In other blog posts, I have commented on a number of lawsuits, class action suits, filed on behalf of individuals who were hired as “interns” but who then claim that they were actually “employees” under the FLSA and should have been compensated.  There are definite criteria that have to be met for someone to be deemed an intern, rather than an employee, and if the putative employer does not comply with all of the factors, the person is not an intern.

Charlie Rose, the TV personality/interviewer and his production company have recently settled a class action filed by interns who charged that they were, in fact, statutory employees and were not even paid the minimum wage.  The case is entitled Bickerton et al. v. Charles Rose et al. and was filed in state court in New York

The theory was that the interns were being used as “substitutes” for paid employees.  The plaintiffs’ counsel took some joy in noting that “if the court approves the settlement, it will be the first class action settlement of a wage-and-hour case brought by unpaid interns.”  The lawyers for the Company pooh-poohed the action, asserting that cost of defending the suit would be onerous, indeed, more than the settlement value.  Thus, it would certainly appear that, from a pure business perspective, the settlement was the proper decision to make.

The Company issued a statement that observed that “many past interns have gone on to very successful careers.”  [The show’s] interns are not employees; they did not perform ‘work’ for the program, and none of them ever expected to be paid for their internship."

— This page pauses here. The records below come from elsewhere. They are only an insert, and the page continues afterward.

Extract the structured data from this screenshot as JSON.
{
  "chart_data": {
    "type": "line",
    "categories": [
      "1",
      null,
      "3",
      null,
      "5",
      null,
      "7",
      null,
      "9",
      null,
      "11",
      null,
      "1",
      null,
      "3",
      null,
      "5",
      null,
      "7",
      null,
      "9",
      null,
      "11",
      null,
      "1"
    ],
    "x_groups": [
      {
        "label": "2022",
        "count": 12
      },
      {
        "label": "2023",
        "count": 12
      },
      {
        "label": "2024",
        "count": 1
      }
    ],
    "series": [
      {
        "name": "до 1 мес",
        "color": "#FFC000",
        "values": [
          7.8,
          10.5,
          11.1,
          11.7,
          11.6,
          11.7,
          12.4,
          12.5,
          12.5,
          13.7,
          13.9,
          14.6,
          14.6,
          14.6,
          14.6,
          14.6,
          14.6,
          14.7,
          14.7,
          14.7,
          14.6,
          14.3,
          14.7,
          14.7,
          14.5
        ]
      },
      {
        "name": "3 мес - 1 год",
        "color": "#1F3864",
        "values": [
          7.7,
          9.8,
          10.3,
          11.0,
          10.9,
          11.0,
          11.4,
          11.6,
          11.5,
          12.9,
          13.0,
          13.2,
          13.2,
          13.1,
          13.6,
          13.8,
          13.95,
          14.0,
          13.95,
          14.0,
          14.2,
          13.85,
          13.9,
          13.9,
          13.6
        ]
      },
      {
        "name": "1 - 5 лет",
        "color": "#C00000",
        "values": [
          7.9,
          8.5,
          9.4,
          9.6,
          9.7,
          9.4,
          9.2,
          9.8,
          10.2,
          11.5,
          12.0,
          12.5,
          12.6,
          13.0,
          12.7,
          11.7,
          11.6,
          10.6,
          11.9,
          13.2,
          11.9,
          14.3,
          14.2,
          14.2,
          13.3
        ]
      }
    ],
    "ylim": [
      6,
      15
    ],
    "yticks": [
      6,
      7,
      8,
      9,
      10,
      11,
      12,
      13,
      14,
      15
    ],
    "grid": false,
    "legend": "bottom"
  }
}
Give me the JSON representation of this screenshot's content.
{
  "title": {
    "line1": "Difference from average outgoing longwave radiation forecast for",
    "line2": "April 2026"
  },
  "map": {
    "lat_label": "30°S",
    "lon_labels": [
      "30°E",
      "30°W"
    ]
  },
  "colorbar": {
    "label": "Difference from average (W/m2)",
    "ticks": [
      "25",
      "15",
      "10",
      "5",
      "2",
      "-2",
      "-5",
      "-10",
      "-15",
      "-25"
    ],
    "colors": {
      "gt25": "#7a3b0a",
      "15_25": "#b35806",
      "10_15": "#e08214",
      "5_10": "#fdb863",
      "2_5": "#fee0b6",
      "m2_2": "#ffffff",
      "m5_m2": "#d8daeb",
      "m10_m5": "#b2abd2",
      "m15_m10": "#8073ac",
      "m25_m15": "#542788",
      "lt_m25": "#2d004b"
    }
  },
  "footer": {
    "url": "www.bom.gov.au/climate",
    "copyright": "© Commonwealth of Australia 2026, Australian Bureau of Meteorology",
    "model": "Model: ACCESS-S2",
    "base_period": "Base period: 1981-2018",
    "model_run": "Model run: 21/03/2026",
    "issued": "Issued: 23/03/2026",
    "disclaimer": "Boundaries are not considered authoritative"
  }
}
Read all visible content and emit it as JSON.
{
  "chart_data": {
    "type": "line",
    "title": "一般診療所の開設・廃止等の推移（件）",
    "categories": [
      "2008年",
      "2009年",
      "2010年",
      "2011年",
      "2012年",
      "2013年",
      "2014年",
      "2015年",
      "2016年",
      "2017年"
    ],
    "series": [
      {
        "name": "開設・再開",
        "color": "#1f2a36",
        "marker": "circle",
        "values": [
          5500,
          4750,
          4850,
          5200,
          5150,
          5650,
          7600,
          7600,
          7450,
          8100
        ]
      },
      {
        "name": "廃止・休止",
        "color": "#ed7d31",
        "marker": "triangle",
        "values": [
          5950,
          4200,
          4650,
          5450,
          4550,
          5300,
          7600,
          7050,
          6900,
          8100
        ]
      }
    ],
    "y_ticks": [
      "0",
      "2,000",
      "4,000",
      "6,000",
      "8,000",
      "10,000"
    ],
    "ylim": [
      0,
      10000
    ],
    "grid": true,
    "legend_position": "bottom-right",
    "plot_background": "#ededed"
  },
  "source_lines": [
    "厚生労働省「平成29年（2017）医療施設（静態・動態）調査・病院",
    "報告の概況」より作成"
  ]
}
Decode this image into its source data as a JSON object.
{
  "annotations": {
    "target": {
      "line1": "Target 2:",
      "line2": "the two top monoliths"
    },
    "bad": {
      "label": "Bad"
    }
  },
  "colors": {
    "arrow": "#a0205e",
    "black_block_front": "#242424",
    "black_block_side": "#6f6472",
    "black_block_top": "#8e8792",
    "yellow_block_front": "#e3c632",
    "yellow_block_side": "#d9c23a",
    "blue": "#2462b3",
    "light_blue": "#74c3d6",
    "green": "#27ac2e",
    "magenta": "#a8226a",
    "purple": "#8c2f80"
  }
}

From the settlement, each intern will receive $110 for every week they worked at the show, to a ceiling of ten weeks.  The Company secured the standard (and highly prized) non-admissions language.  The suit had been lodged under the theory that the Company intentionally misclassified these individuals as interns to reduce labor costs.  The plaintiffs maintained that since they were performing productive work, they could not be interns, where the emphasis on education, rather than production.For

This is one of a number of similar lawsuits, filed as class actions on behalf of interns allegedly misclassified (and allegedly misused).  The key here is that when you see a virus has started to spread, you (i.e. employers) should take heed and vaccinate yourselves.  In this case, that “vaccination” would be accomplished by measuring the activities and functions of any interns against the strict criteria under the Fair Labor Standards Act (and corresponding state laws), all of which must be met in order for the individual to truly be an “intern.”